里子の兄弟たちの加勢でビリーはピンチを脱する。魔術師が自分にパワーを与えたときの言葉から、ビリーは自分のスーパーパワーが兄弟に分け与えられえるものであることに気付く。スーパーパワーを得たビリーと5人の兄弟達は協力して遊園地でシヴァナを倒す。

 

 

◆感想(ネタバレあり)

上にも書いたように一本の映画の完成度としては微妙なところもあります。

 

最大の問題点はヴィランの描き方にあったと思います。どうしてシヴァナがシャザムに成れなかったのかがいまひとつ明確ではありません。劇中の理屈で言えば真の善人ではなかったから、ということなのかもしれませんが、ビリーだってシャザムの力を手に入れた後に7つの大罪=「傲慢」「憤怒」「嫉妬」「怠惰」「強欲」「大食」「色欲」に相当することをやっていますから“真の善人”と言えるのか怪しいところです。シヴァナがヴィランと成ってしまった直接の原因がシャザムに成れなかったことそのものというのもあまり上手くないと思います。シャザムに成れたビリー成れなかったシヴァナとの差をもう少し対比的に示して欲しかったと思います。

 

それから兄弟達の描かれ方ですが、フレディ以外の3人がビリーと絡むシーンがお話の後半までないのは個人的にはあまり良くなかったような気がします。クライマックスであれだけ活躍する兄妹達なので、ビリーとのやり取りの中でもう少しキャラクターを立たせて欲しかったです。

 

他には中盤でビリーが初めてシヴァナと対決する場面は違和感を感じてしまいました。

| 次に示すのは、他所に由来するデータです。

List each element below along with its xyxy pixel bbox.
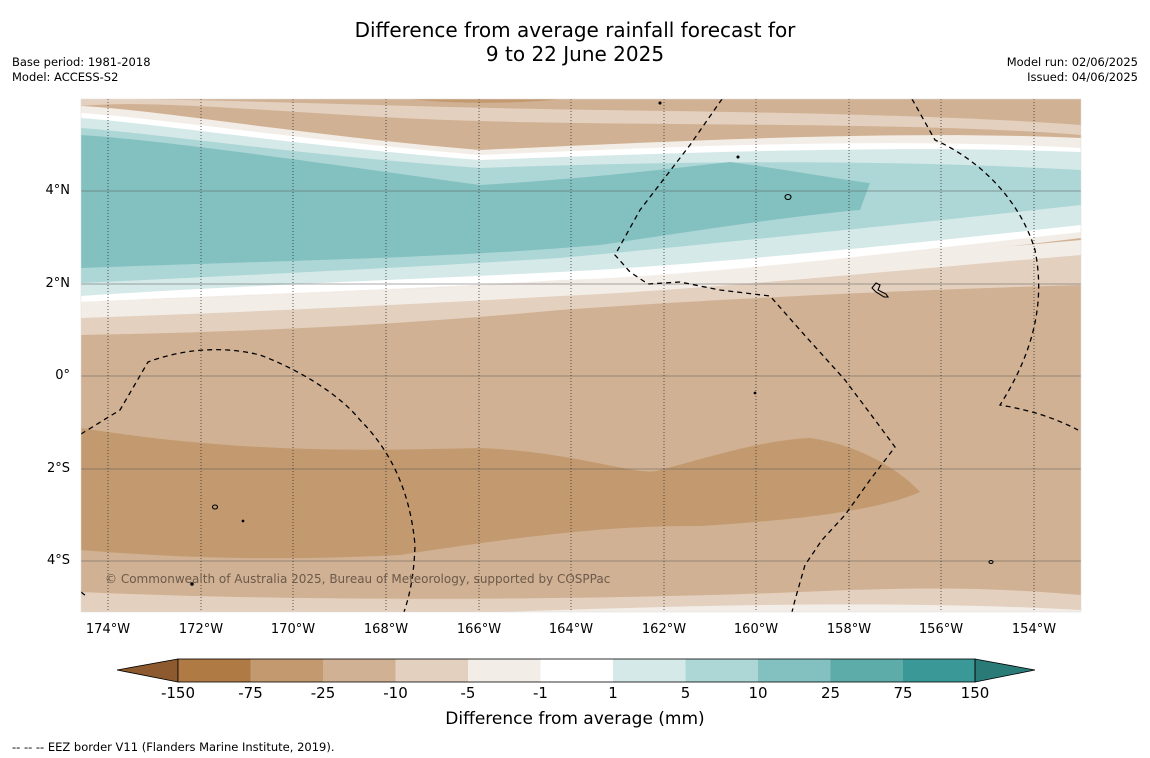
colorbar-segment-9: [758, 659, 831, 682]
eez-borders: [81, 99, 1079, 612]
colorbar-label-neg1: -1: [533, 684, 548, 702]
lat-label-2n: 2°N: [45, 276, 71, 291]
zone-wet-strong: [81, 135, 870, 268]
islands: [190, 101, 994, 586]
eez-border-kiribati-east: [614, 99, 896, 612]
lon-label-162w: 162°W: [641, 622, 687, 637]
colorbar-low-arrow: [116, 658, 179, 683]
colorbar-label-1: 1: [608, 684, 618, 702]
island-dot-4: [241, 519, 245, 523]
zone-north-dry: [140, 99, 1081, 125]
lon-label-174w: 174°W: [85, 622, 131, 637]
lat-label-4s: 4°S: [46, 553, 70, 568]
colorbar-label-25: 25: [820, 684, 841, 702]
colorbar-segment-2: [250, 659, 323, 682]
base-period: Base period: 1981-2018: [12, 55, 151, 69]
latitude-gridlines: [81, 190, 1081, 562]
colorbar-segment-6: [540, 659, 613, 682]
lon-label-154w: 154°W: [1011, 622, 1057, 637]
meta-right: Model run: 02/06/2025 Issued: 04/06/2025: [1007, 55, 1138, 85]
island-jarvis-area: [784, 193, 792, 201]
meta-left: Base period: 1981-2018 Model: ACCESS-S2: [12, 55, 151, 85]
colorbar: [116, 658, 1036, 683]
eez-border-southwest: [81, 591, 87, 597]
lon-label-166w: 166°W: [456, 622, 502, 637]
map-title: Difference from average rainfall forecas…: [0, 18, 1150, 66]
island-south-1: [211, 504, 219, 510]
colorbar-high-arrow: [974, 658, 1036, 683]
lon-label-172w: 172°W: [178, 622, 224, 637]
island-dot-5: [190, 582, 194, 586]
map-frame: [80, 98, 1082, 613]
model-name: Model: ACCESS-S2: [12, 70, 119, 84]
lat-label-4n: 4°N: [45, 183, 71, 198]
title-line-1: Difference from average rainfall forecas…: [354, 18, 796, 42]
lon-label-158w: 158°W: [826, 622, 872, 637]
colorbar-segment-5: [468, 659, 541, 682]
zone-bottom-faint: [500, 604, 1081, 612]
copyright-notice: © Commonwealth of Australia 2025, Bureau…: [105, 572, 611, 586]
lat-label-0: 0°: [55, 368, 70, 383]
lat-label-2s: 2°S: [46, 461, 70, 476]
colorbar-label-5: 5: [680, 684, 691, 702]
colorbar-label-150: 150: [960, 684, 990, 702]
colorbar-label-neg10: -10: [383, 684, 408, 702]
issued-date: Issued: 04/06/2025: [1027, 70, 1138, 84]
colorbar-label-neg75: -75: [238, 684, 263, 702]
lon-label-170w: 170°W: [270, 622, 316, 637]
colorbar-segment-7: [613, 659, 686, 682]
colorbar-segment-10: [830, 659, 903, 682]
lon-label-168w: 168°W: [363, 622, 409, 637]
eez-border-kiribati-west: [81, 349, 416, 612]
zone-north-dry-strong: [410, 99, 560, 103]
zone-south-faint: [81, 240, 1081, 318]
lon-label-156w: 156°W: [918, 622, 964, 637]
island-kiritimati: [871, 282, 890, 298]
colorbar-title: Difference from average (mm): [445, 709, 705, 729]
colorbar-segment-4: [395, 659, 468, 682]
title-line-2: 9 to 22 June 2025: [485, 42, 665, 66]
rainfall-anomaly-field: [81, 99, 1081, 612]
colorbar-label-neg25: -25: [310, 684, 336, 702]
eez-footnote: -- -- -- EEZ border V11 (Flanders Marine…: [12, 740, 335, 754]
lon-label-164w: 164°W: [548, 622, 594, 637]
colorbar-segment-8: [685, 659, 758, 682]
island-dot-3: [753, 391, 757, 395]
zone-south-dry-strong: [81, 428, 920, 559]
island-south-2: [988, 559, 994, 565]
colorbar-label-neg5: -5: [460, 684, 476, 702]
colorbar-label-75: 75: [893, 684, 913, 702]
grid: [81, 99, 1081, 612]
colorbar-outline: [177, 658, 976, 683]
colorbar-label-neg150: -150: [160, 684, 196, 702]
colorbar-segment-3: [323, 659, 396, 682]
eez-border-east: [911, 99, 1079, 431]
island-dot-2: [736, 155, 740, 159]
colorbar-segment-11: [903, 659, 976, 682]
colorbar-label-10: 10: [748, 684, 768, 702]
lon-label-160w: 160°W: [733, 622, 779, 637]
colorbar-segment-1: [178, 659, 251, 682]
island-dot-1: [658, 101, 662, 105]
model-run: Model run: 02/06/2025: [1006, 55, 1138, 69]
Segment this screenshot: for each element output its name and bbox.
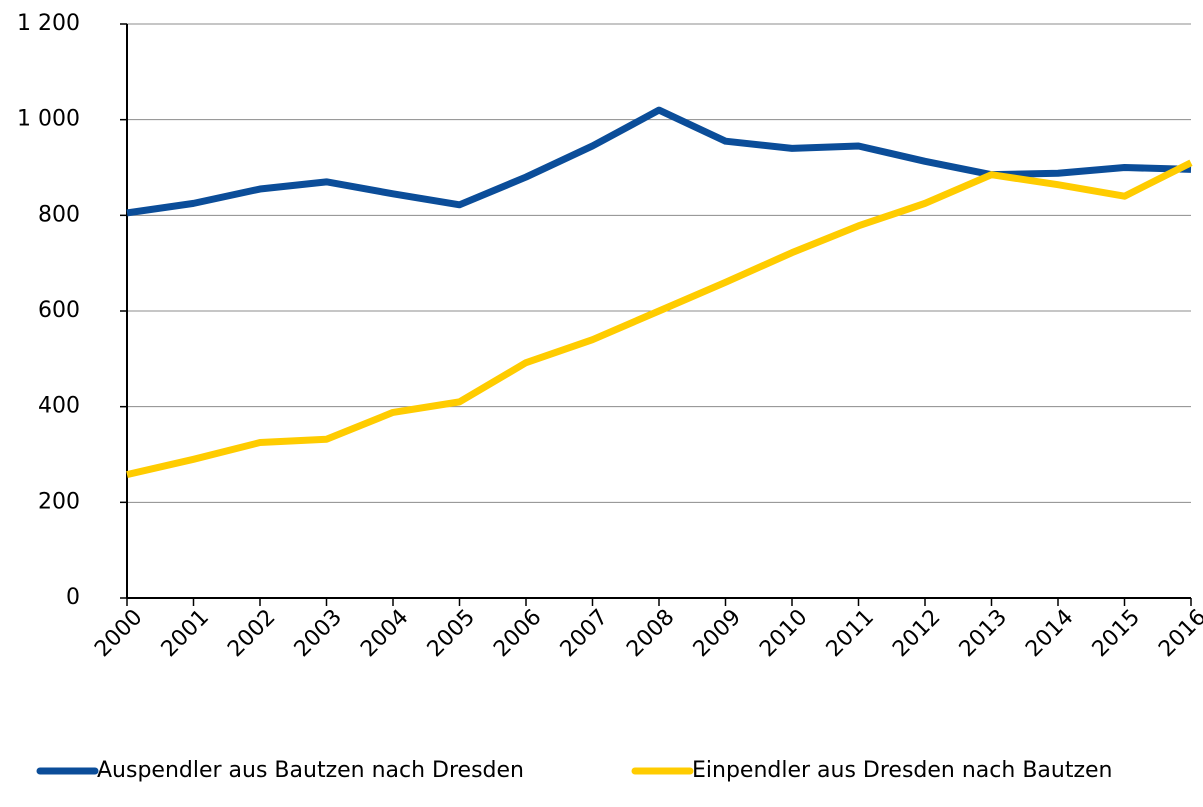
- x-tick-label: 2016: [1154, 605, 1203, 662]
- y-tick-label: 1 200: [17, 11, 80, 36]
- x-tick-label: 2006: [489, 605, 546, 662]
- x-tick-label: 2014: [1021, 605, 1078, 662]
- x-tick-label: 2008: [622, 605, 679, 662]
- x-tick-label: 2000: [90, 605, 147, 662]
- legend-label: Auspendler aus Bautzen nach Dresden: [97, 758, 524, 783]
- x-tick-label: 2013: [955, 605, 1012, 662]
- y-tick-label: 200: [38, 489, 80, 514]
- y-tick-label: 800: [38, 202, 80, 227]
- x-tick-label: 2005: [423, 605, 480, 662]
- series-line: [126, 106, 1192, 217]
- x-tick-label: 2010: [755, 605, 812, 662]
- x-tick-label: 2009: [689, 605, 746, 662]
- x-tick-label: 2011: [822, 605, 879, 662]
- x-tick-label: 2003: [290, 605, 347, 662]
- series-line: [126, 159, 1193, 479]
- legend-label: Einpendler aus Dresden nach Bautzen: [692, 758, 1113, 783]
- y-tick-label: 1 000: [17, 107, 80, 132]
- x-tick-label: 2015: [1088, 605, 1145, 662]
- y-tick-label: 400: [38, 394, 80, 419]
- x-tick-label: 2012: [888, 605, 945, 662]
- x-tick-label: 2004: [356, 605, 413, 662]
- x-tick-label: 2001: [157, 605, 214, 662]
- x-tick-label: 2002: [223, 605, 280, 662]
- y-tick-label: 0: [66, 585, 80, 610]
- x-tick-label: 2007: [556, 605, 613, 662]
- y-tick-label: 600: [38, 298, 80, 323]
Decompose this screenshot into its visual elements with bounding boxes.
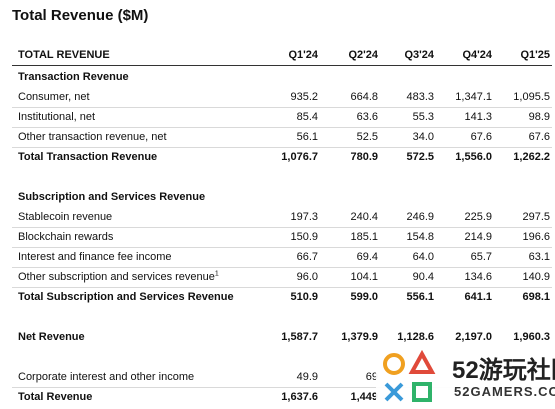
cell-value: 1,960.3 [513,331,550,343]
table-row: Stablecoin revenue 197.3 240.4 246.9 225.9 29… [12,207,552,228]
cell-value: 197.3 [290,211,318,223]
row-label: Total Transaction Revenue [18,151,158,163]
cell-value: 196.6 [522,231,550,243]
row-label: Corporate interest and other income [18,371,195,383]
table-row: Other subscription and services revenue1… [12,267,552,288]
row-label: Other subscription and services revenue1 [18,270,219,283]
header-row: TOTAL REVENUE Q1'24 Q2'24 Q3'24 Q4'24 Q1'25 [12,45,552,66]
cell-value: 246.9 [406,211,434,223]
cell-value: 69.4 [356,251,378,263]
cell-value: 556.1 [406,291,434,303]
column-header: Q4'24 [462,49,492,61]
cell-value: 1,587.7 [281,331,318,343]
cell-value: 1,076.7 [281,151,318,163]
row-label: Interest and finance fee income [18,251,172,263]
column-header: Q2'24 [348,49,378,61]
cell-value: 572.5 [406,151,434,163]
cell-value: 1,379.9 [341,331,378,343]
table-row: Total Revenue 1,637.6 1,449 [12,387,552,407]
row-label: Total Subscription and Services Revenue [18,291,234,303]
watermark-brand: 52游玩社区 [452,357,555,384]
cell-value: 66.7 [296,251,318,263]
cell-value: 1,556.0 [455,151,492,163]
cell-value: 104.1 [350,271,378,283]
cell-value: 2,197.0 [455,331,492,343]
table-row: Net Revenue 1,587.7 1,379.9 1,128.6 2,197.0 1… [12,327,552,347]
cell-value: 67.6 [528,131,550,143]
row-label: Other transaction revenue, net [18,131,167,143]
watermark: 52游玩社区 52GAMERS.COM [376,346,555,409]
cell-value: 65.7 [470,251,492,263]
row-label: Stablecoin revenue [18,211,113,223]
cell-value: 1,095.5 [513,91,550,103]
cell-value: 664.8 [350,91,378,103]
table-row: Transaction Revenue [12,67,552,87]
table-row: Consumer, net 935.2 664.8 483.3 1,347.1 1,095… [12,87,552,108]
column-header: Q1'25 [520,49,550,61]
cell-value: 69 [365,371,378,383]
cell-value: 140.9 [522,271,550,283]
cell-value: 67.6 [470,131,492,143]
cell-value: 63.1 [528,251,550,263]
cell-value: 34.0 [412,131,434,143]
table-row: Corporate interest and other income 49.9 6… [12,367,552,388]
cell-value: 64.0 [412,251,434,263]
cell-value: 1,449 [350,391,378,403]
watermark-icon [383,349,436,402]
cell-value: 90.4 [412,271,434,283]
table-row: Total Subscription and Services Revenue 5… [12,287,552,307]
cell-value: 1,128.6 [397,331,434,343]
cell-value: 698.1 [522,291,550,303]
cell-value: 483.3 [406,91,434,103]
row-label: Total Revenue [18,391,93,403]
column-header: Q3'24 [404,49,434,61]
cell-value: 641.1 [464,291,492,303]
cell-value: 154.8 [406,231,434,243]
cell-value: 214.9 [464,231,492,243]
table-row: Other transaction revenue, net 56.1 52.5 34… [12,127,552,148]
row-label: Blockchain rewards [18,231,114,243]
row-label: Institutional, net [18,111,96,123]
cell-value: 510.9 [290,291,318,303]
cell-value: 185.1 [350,231,378,243]
cell-value: 55.3 [412,111,434,123]
cell-value: 52.5 [356,131,378,143]
cell-value: 85.4 [296,111,318,123]
title: Total Revenue ($M) [12,7,149,24]
column-header: TOTAL REVENUE [18,49,110,61]
cell-value: 1,347.1 [455,91,492,103]
cell-value: 297.5 [522,211,550,223]
cell-value: 240.4 [350,211,378,223]
cell-value: 1,262.2 [513,151,550,163]
cell-value: 63.6 [356,111,378,123]
footnote: 1 [214,270,219,278]
cell-value: 599.0 [350,291,378,303]
table-row: Blockchain rewards 150.9 185.1 154.8 214.9 19… [12,227,552,248]
watermark-site: 52GAMERS.COM [454,384,555,399]
cell-value: 935.2 [290,91,318,103]
cell-value: 134.6 [464,271,492,283]
table-row: Institutional, net 85.4 63.6 55.3 141.3 98.9 [12,107,552,128]
column-header: Q1'24 [288,49,318,61]
cell-value: 780.9 [350,151,378,163]
cell-value: 98.9 [528,111,550,123]
table-row: Total Transaction Revenue 1,076.7 780.9 572… [12,147,552,167]
row-label: Net Revenue [18,331,85,343]
row-label: Transaction Revenue [18,71,129,83]
row-label: Consumer, net [18,91,90,103]
cell-value: 96.0 [296,271,318,283]
cell-value: 56.1 [296,131,318,143]
cell-value: 141.3 [464,111,492,123]
row-label: Subscription and Services Revenue [18,191,206,203]
table-row: Subscription and Services Revenue [12,187,552,207]
cell-value: 225.9 [464,211,492,223]
cell-value: 150.9 [290,231,318,243]
table-row: Interest and finance fee income 66.7 69.4 6… [12,247,552,268]
cell-value: 1,637.6 [281,391,318,403]
cell-value: 49.9 [296,371,318,383]
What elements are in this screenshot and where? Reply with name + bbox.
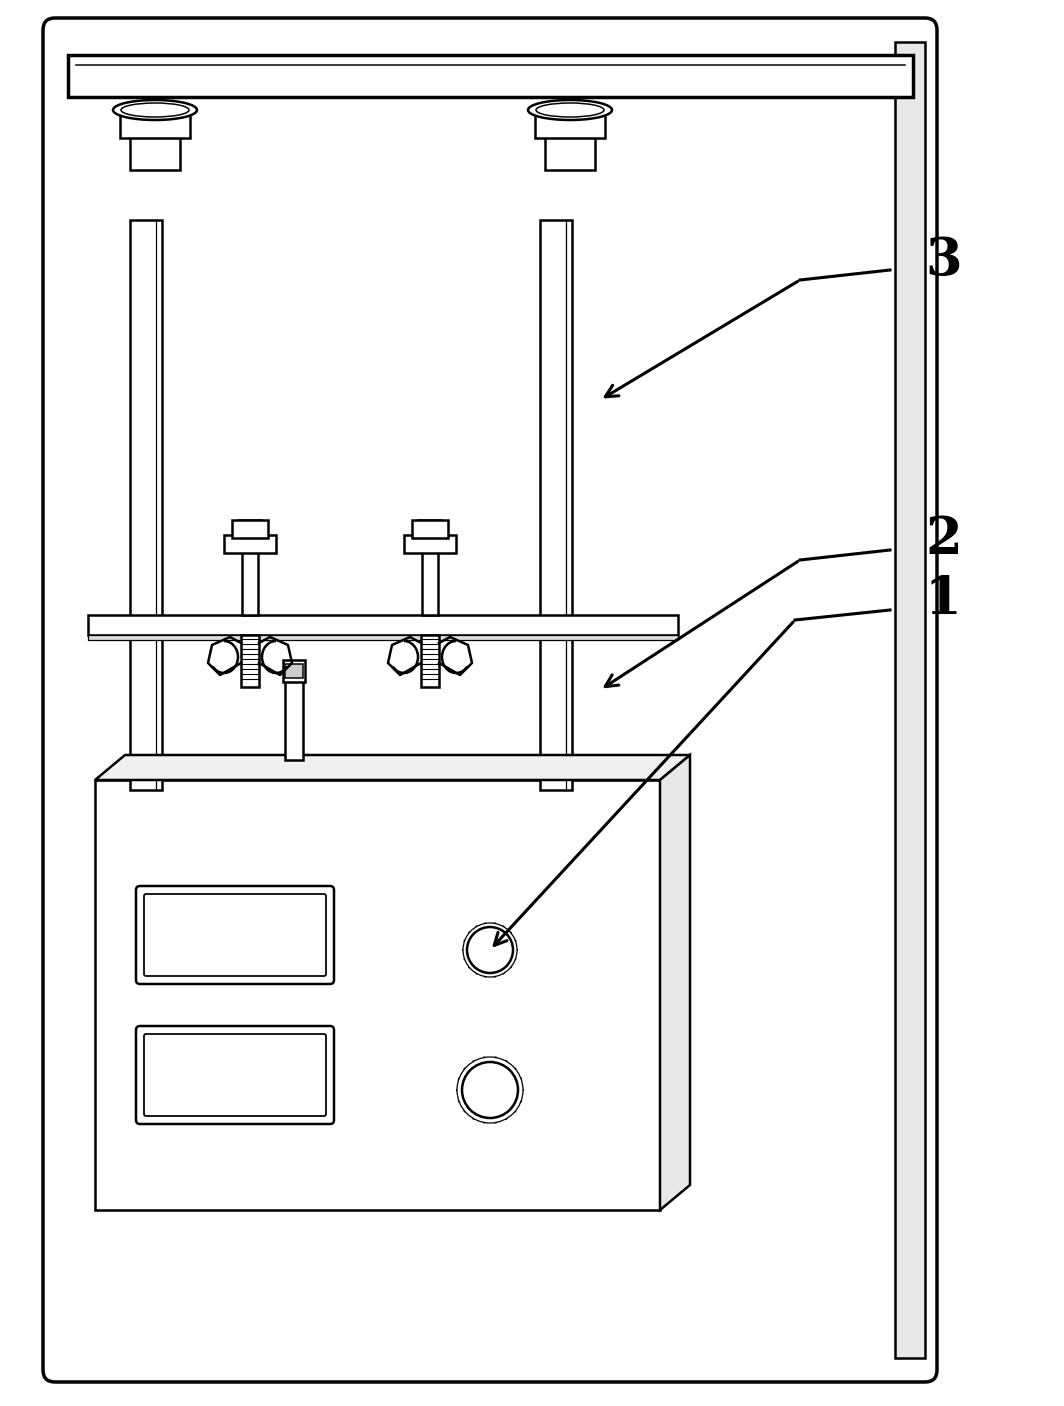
Circle shape — [463, 922, 517, 977]
Bar — [225, 536, 276, 553]
Bar — [95, 780, 660, 1211]
FancyBboxPatch shape — [144, 1033, 326, 1116]
Circle shape — [467, 927, 513, 973]
Text: 2: 2 — [925, 515, 962, 565]
Ellipse shape — [113, 100, 197, 120]
Bar — [130, 219, 162, 790]
Polygon shape — [95, 755, 689, 780]
FancyBboxPatch shape — [144, 894, 326, 976]
Ellipse shape — [121, 103, 189, 117]
Ellipse shape — [536, 103, 604, 117]
Bar — [285, 664, 303, 678]
Bar — [242, 550, 257, 614]
Circle shape — [462, 1062, 518, 1118]
Bar — [285, 681, 303, 761]
Bar — [545, 135, 595, 170]
Bar — [422, 550, 438, 614]
Text: 3: 3 — [925, 235, 962, 285]
Bar — [232, 520, 268, 538]
Bar — [88, 636, 678, 640]
FancyBboxPatch shape — [136, 886, 334, 984]
FancyBboxPatch shape — [43, 18, 937, 1382]
Bar — [404, 536, 456, 553]
Bar — [120, 105, 190, 138]
Bar — [242, 636, 259, 688]
Bar — [412, 520, 448, 538]
Bar — [68, 55, 913, 97]
Polygon shape — [660, 755, 689, 1211]
Bar — [130, 135, 180, 170]
FancyBboxPatch shape — [136, 1026, 334, 1123]
Bar — [535, 105, 605, 138]
Bar — [541, 219, 572, 790]
Text: 1: 1 — [925, 575, 962, 626]
Circle shape — [458, 1057, 523, 1123]
Bar — [895, 42, 925, 1358]
Ellipse shape — [528, 100, 612, 120]
Bar — [88, 614, 678, 636]
Bar — [283, 659, 305, 682]
Bar — [421, 636, 439, 688]
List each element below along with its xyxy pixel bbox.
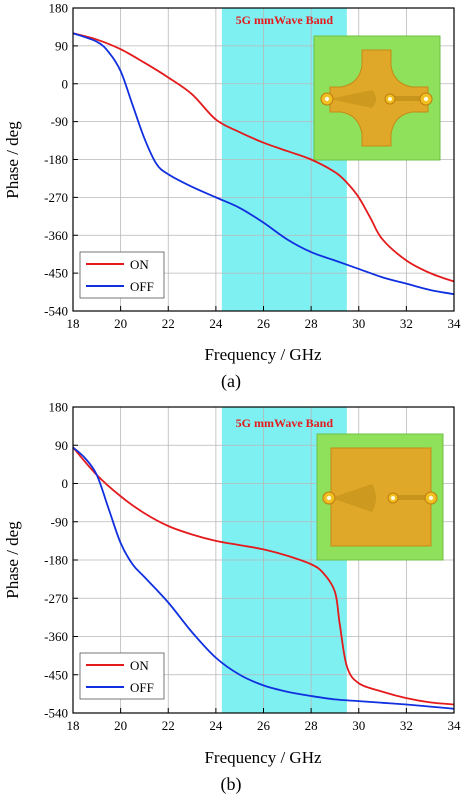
- panel-b: 18 20 22 24 26 28 30 32 34 180 90 0 -90 -180 -270 -360…: [3, 400, 461, 796]
- y-tick-label: -450: [44, 266, 68, 281]
- y-tick-label: -90: [51, 514, 68, 529]
- y-tick-label: 180: [49, 1, 69, 16]
- x-ticks: 18 20 22 24 26 28 30 32 34: [67, 708, 462, 733]
- plot-frame: [72, 7, 455, 312]
- x-tick-label: 34: [448, 316, 462, 331]
- x-tick-label: 26: [257, 316, 271, 331]
- band-label: 5G mmWave Band: [236, 416, 334, 430]
- legend-on-label: ON: [130, 257, 149, 272]
- x-tick-label: 26: [257, 718, 271, 733]
- x-axis-label: Frequency / GHz: [204, 748, 322, 767]
- panel-caption: (a): [221, 371, 241, 392]
- y-tick-label: -180: [44, 553, 68, 568]
- y-tick-label: 0: [62, 76, 69, 91]
- y-axis-label: Phase / deg: [3, 521, 22, 599]
- y-ticks: 180 90 0 -90 -180 -270 -360 -450 -540: [44, 400, 78, 721]
- y-tick-label: -270: [44, 591, 68, 606]
- inset-image: [313, 35, 441, 161]
- x-tick-label: 24: [209, 718, 223, 733]
- y-tick-label: -450: [44, 667, 68, 682]
- legend-off-label: OFF: [130, 279, 154, 294]
- series-line-off: [73, 32, 454, 296]
- y-tick-label: -360: [44, 228, 68, 243]
- x-tick-label: 22: [162, 316, 175, 331]
- y-tick-label: 90: [55, 438, 68, 453]
- y-tick-label: -540: [44, 304, 68, 319]
- y-axis-label: Phase / deg: [3, 121, 22, 199]
- x-ticks: 18 20 22 24 26 28 30 32 34: [67, 306, 462, 331]
- series-line-on: [73, 446, 454, 706]
- x-tick-label: 34: [448, 718, 462, 733]
- y-ticks: 180 90 0 -90 -180 -270 -360 -450 -540: [44, 1, 78, 319]
- inset-image: [316, 433, 444, 561]
- series-line-on: [73, 32, 454, 283]
- x-tick-label: 32: [400, 718, 413, 733]
- series-lines: [73, 446, 454, 710]
- x-tick-label: 22: [162, 718, 175, 733]
- legend: ON OFF: [79, 652, 165, 700]
- x-axis-label: Frequency / GHz: [204, 345, 322, 364]
- series-line-off: [73, 446, 454, 710]
- x-tick-label: 28: [305, 316, 318, 331]
- x-tick-label: 30: [352, 316, 365, 331]
- panel-a: 18 20 22 24 26 28 30 32 34 180 90 0 -90 -180 -270 -360…: [3, 1, 461, 393]
- y-tick-label: -180: [44, 152, 68, 167]
- x-tick-label: 18: [67, 718, 80, 733]
- x-tick-label: 20: [114, 316, 127, 331]
- x-tick-label: 28: [305, 718, 318, 733]
- legend-off-label: OFF: [130, 680, 154, 695]
- plot-frame: [72, 406, 455, 714]
- legend-on-label: ON: [130, 658, 149, 673]
- x-tick-label: 32: [400, 316, 413, 331]
- series-lines: [73, 32, 454, 296]
- panel-caption: (b): [221, 774, 242, 795]
- x-tick-label: 20: [114, 718, 127, 733]
- y-tick-label: -360: [44, 629, 68, 644]
- y-tick-label: -540: [44, 706, 68, 721]
- y-tick-label: 0: [62, 476, 69, 491]
- y-tick-label: -90: [51, 114, 68, 129]
- x-tick-label: 18: [67, 316, 80, 331]
- y-tick-label: 90: [55, 38, 68, 53]
- x-tick-label: 30: [352, 718, 365, 733]
- legend: ON OFF: [79, 251, 165, 299]
- y-tick-label: 180: [49, 400, 69, 415]
- x-tick-label: 24: [209, 316, 223, 331]
- y-tick-label: -270: [44, 190, 68, 205]
- band-label: 5G mmWave Band: [236, 13, 334, 27]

突如自分に匹敵する力を持つ人物が襲ってきたことに対して、怯えているのかと思ったら突然飛べるようになったことにはしゃいだりしてして、この時のビリーの感情の動きにはついていけませんでした。この戦いの中で明らかにビリーの一番の武器である手からの電撃を使わなかったのも気になりました。

 

ただ、家族を取り戻すビリーの物語としては良かったです。ビリーが実母とはぐれてしまい(実際には捨てられてしまい)悩みを抱えるきっかけになったのは遊園地ですが、クライマックスの舞台も遊園地なのは戦いだけでなくその悩みに決着をつける場でもあったからなのでしょう。

 

ネタバレなし感想でも書いた通り、最後に食卓を囲む場面で、ビリーがそれまでずっと参加していなかった家族の習慣に参加したときのお母さんの表情が素晴らしかったです。家族として認めあえる喜びが必ずしも親から子への一方的なものではなく、子から親にも向けられる双方向のものであることを端的に示していたと思います。ビリーは親からの愛を乞うだけの子供から、親に愛を返せる人間に変わったということのようにも思いました。

 

 

◆まとめ

・一本の映画の完成度としては微妙なところ。

・ビリーが家族を取り戻す話としては良かった。